This is an OpenAI compatible reinforcement learning environment to deliver the final project for Deep Learning, Spring 2021.
This is an environment where you can specify a number of atomic functions (with code) that you wish an agent to consider placing into an experiment.
The agent, beginning with these atomic functions and an input dataset, will begin experimenting and will add higher level functions into it's function space as it explores and evolves to solve a defined problem.
Currently these functions are PyTorch layers.
The environment presents a complex state space composed of:
- The Experiment Space,
- The Function Space,
- Metrics associated with the Function Space.
This is a dataset of experiment nodes. This is an episode length long iterable where each element contains:
- A function id for the functions which have been added to the Experiment Space,
- A location at which the function node exists at in this Experiment Space.
When the episode starts this consists solely of the source and sink nodes.
This is a dataset that represents a function palette from which the agent may choose Functions to insert into the Experiment Space, which contains:
- Atomic functions, and
- Composed functions
The size of the palette is defined at runtime when the gym is created.
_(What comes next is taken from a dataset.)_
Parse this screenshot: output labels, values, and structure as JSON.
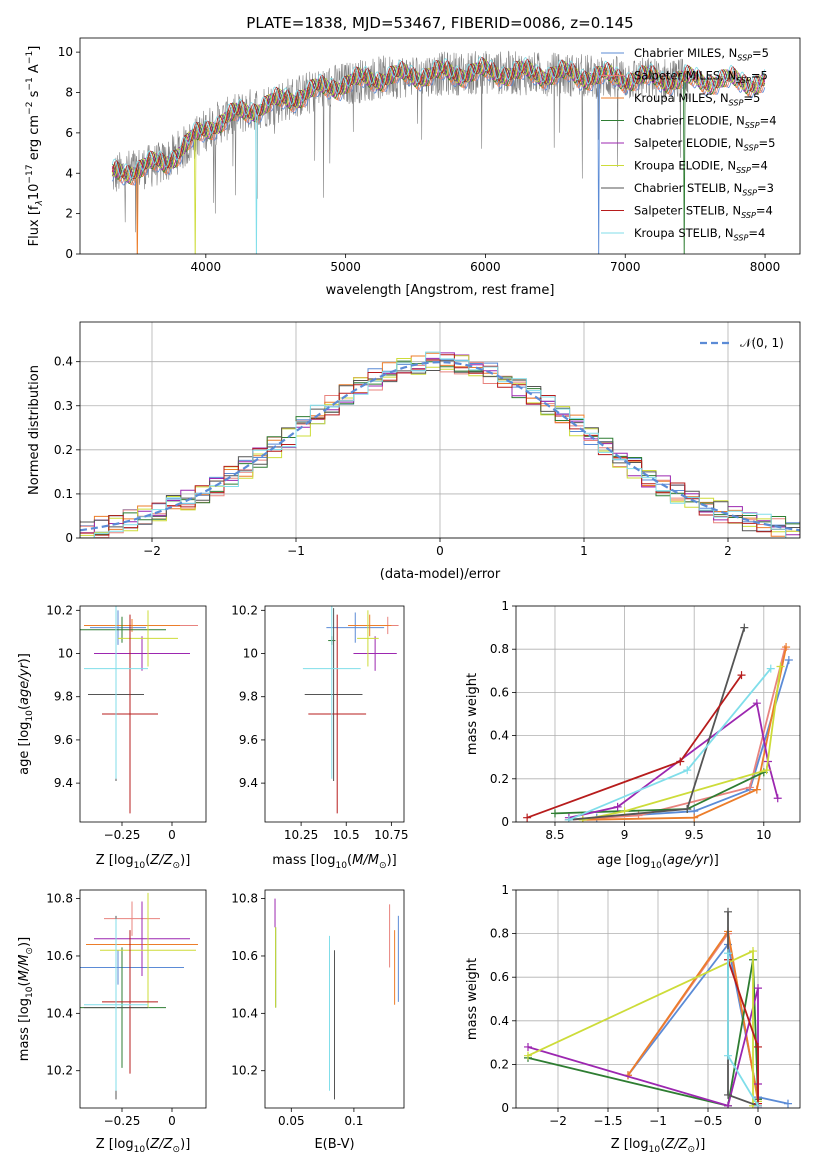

The agent picks an action every turn by selecting an index, a location, and a radius. The agent constructed within this repository is implemen
In every time step the state is updated by inserting the function that was selected at the location and radius given.
Atomic functions placed will take all non-sink nodes within the radius and use those as input to create a new node at location.
Composed functions placed will recreate the composed function exactly.
There are a few reward functions available in the repository:
- A small monotonic reward proportional to proximity to the sink.
- A slightly large constant value of C which is rewarded if the agent has connected a node.
- A modest sized constant value of N which is rewarded if the agent has connected from input to sink.
In a single Experiment, an agent may run many trials. In a trial, or an episode, an agent will place n nodes before terminating the trial. Limiting this to small numbers is likely to produce more generalizable results.
When an agent places a node it changes the in place net by adding a new node at that location and aggregating all the 'in radius nodes' in the manner specified by the action. If inputs can be simplified easily, they are (negotiable, this would add a layer of complexity, but would likely reduce computational burden.)
At the end of an episode the net structure that the agent created is saved as a single new action into the Action Space.
By default this stores all actions, though actions which have gone stale (i.e. haven't been in the leaderboard for some time and no layer in the leader board relies on them) will be pruned, and all their descendants will be removed as well.
This will help to limit the breadth of available actions.